An idyllic garden by the sea
First settled by the Portuguese in 1534, the remote fishing community of Caraiva is said to be the oldest colonial village in Brazil. Backpackers from the country's big cities discovered it a few years ago, but its village council has fought with great success to preserve its tranquillity. Most of its guesthouses and restaurants are excellent, and there are no cars on its sandy lanes, no new buildings, and no streetlights to steal the show from its fabulously dark night skies.
Tucked away on a quiet side street is Le Paxa, the home of a successful former record producer, with two beautifully furnished casitas for guests.
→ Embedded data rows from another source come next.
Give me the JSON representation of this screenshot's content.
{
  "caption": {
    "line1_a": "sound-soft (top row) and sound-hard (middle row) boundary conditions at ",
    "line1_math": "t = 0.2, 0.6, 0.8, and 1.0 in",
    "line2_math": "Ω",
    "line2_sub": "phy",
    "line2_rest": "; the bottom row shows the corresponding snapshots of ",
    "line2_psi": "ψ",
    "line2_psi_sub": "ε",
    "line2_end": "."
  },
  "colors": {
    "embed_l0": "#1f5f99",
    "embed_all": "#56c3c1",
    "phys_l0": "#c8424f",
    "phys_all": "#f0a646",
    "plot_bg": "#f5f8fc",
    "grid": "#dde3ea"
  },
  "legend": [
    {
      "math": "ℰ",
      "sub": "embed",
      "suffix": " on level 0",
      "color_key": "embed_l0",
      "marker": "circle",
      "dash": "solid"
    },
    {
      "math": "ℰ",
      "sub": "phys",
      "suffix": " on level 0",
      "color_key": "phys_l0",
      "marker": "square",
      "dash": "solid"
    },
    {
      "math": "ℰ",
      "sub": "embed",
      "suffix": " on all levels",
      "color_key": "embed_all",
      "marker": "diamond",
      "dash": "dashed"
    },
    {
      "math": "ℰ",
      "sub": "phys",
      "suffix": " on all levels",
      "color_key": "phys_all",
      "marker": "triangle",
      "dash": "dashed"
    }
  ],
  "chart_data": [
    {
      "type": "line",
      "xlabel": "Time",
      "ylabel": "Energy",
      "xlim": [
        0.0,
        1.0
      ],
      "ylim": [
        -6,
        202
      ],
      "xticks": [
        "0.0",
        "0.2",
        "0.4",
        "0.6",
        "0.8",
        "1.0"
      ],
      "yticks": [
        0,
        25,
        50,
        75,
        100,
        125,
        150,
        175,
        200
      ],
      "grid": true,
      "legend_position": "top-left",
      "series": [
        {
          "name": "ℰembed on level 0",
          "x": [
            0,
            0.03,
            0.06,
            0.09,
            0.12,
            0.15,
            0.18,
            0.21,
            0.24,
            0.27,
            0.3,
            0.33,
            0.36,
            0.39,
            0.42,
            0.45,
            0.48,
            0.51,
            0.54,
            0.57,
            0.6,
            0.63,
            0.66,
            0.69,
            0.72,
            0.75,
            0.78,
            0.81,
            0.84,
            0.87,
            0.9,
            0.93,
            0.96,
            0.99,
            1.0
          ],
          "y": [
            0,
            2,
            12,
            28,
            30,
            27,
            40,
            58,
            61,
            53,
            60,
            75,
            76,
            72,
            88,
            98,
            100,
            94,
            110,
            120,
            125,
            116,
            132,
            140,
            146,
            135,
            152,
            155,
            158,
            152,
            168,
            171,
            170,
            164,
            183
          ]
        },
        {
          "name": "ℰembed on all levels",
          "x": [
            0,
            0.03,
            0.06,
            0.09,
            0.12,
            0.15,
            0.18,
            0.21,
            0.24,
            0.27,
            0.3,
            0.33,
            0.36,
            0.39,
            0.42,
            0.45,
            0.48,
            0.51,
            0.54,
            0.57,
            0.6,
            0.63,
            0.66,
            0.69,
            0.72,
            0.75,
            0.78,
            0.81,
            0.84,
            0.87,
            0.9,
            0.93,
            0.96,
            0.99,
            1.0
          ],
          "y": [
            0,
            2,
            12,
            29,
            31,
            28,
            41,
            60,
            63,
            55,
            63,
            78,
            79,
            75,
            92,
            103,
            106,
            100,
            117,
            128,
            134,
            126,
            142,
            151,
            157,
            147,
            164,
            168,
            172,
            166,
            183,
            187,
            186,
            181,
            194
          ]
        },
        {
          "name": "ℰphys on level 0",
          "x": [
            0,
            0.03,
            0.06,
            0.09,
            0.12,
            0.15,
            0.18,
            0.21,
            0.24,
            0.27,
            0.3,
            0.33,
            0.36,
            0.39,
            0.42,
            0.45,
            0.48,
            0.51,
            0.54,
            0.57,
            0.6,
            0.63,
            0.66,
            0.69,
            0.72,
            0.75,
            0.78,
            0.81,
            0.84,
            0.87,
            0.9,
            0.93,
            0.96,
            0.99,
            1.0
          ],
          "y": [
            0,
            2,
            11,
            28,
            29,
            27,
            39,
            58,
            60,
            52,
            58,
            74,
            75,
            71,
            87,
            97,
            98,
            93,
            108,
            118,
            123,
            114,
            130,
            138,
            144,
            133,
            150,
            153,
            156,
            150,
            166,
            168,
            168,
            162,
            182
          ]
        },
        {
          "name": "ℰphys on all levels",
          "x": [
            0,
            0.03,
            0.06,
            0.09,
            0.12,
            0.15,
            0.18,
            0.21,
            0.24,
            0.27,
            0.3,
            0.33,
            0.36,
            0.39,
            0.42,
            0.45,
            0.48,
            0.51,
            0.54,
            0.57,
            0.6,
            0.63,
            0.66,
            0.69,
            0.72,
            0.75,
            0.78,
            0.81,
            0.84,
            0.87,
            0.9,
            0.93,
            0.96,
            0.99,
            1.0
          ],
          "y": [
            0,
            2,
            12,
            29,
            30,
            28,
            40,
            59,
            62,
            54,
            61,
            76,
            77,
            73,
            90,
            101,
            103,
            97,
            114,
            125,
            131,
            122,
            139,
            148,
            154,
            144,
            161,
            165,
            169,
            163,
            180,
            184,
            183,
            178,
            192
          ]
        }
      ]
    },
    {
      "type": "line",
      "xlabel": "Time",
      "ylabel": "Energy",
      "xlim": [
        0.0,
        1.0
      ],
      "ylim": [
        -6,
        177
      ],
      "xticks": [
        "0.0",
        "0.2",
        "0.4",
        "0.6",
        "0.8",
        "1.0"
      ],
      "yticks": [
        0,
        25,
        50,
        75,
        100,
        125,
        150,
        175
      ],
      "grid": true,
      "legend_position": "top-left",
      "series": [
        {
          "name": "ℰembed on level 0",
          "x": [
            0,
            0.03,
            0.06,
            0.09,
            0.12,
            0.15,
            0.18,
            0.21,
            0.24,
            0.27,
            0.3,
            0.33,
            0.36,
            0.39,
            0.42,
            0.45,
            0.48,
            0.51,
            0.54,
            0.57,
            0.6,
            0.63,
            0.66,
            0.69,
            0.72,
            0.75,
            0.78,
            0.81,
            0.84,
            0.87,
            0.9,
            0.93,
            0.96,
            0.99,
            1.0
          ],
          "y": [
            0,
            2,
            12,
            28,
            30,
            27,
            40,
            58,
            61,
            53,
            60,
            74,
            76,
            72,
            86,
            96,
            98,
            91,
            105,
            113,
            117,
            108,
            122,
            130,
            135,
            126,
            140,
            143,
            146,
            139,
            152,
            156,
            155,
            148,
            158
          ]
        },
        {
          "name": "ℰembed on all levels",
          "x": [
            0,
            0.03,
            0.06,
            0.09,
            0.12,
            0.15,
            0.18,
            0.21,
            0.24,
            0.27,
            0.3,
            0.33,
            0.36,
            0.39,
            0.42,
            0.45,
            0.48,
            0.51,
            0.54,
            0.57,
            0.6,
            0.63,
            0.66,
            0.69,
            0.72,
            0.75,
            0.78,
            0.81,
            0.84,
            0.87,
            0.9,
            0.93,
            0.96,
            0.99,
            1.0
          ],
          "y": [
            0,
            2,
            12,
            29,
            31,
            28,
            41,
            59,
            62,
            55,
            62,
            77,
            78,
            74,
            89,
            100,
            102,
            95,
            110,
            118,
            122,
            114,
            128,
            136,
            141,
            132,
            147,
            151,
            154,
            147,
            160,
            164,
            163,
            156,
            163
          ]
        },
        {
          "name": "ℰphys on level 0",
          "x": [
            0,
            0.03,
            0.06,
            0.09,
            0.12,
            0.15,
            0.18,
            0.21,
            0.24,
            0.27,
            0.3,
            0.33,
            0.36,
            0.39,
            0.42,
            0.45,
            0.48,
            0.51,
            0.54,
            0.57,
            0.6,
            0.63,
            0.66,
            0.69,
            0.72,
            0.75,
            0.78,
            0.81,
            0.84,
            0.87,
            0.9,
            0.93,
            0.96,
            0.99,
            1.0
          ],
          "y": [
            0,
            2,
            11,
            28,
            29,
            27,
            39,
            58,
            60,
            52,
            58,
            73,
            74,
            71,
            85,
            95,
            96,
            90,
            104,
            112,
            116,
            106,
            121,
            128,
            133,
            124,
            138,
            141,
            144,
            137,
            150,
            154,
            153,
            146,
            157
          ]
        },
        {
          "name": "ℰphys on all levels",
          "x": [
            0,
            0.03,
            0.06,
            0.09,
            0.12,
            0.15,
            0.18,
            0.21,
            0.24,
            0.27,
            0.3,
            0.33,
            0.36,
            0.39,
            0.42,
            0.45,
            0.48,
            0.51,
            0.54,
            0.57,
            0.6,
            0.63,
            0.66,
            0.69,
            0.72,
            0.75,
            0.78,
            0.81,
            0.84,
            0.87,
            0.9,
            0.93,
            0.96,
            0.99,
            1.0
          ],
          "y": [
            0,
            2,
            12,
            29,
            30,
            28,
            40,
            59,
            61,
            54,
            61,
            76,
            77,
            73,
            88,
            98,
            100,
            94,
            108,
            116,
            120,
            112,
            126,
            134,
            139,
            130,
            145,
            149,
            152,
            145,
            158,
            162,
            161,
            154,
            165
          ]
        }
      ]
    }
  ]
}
They stand in glorious isolation in a garden by the sea, beneath the spreading canopies of ancient trees, and only steps from a low picket fence with a gate that opens directly onto yet another sublime beach.
The owner is a great guide to the village, and can arrange trips by river boat to the cultural centre at the nearby reservation of the Pataxo indigenous people, where there are daily talks and demonstrations of rituals and other cultural traditions.
A beach in the back of beyond
Two hours further on lies Corumbau, another sleepy riverside village, beyond which there stretches perhaps the most magnificent of all the ocean beaches south of Trancoso. Set back behind the sands is the Fazenda Sao Francisco, a hotel with a dozen huge guest villas spread out amid the palm trees on an old coconut plantation. Like the Fasano, it's a great place to kick back for a few days, with good food, a huge swimming pool, a tennis court and plenty of water sports equipment.
How to get there
Among the top experts on luxury travel in Brazil is Tom Robinson of the Rio-based tour operator Dehouche, which can arrange tailor-made trips from £4,500 per person for 12 nights, including flights.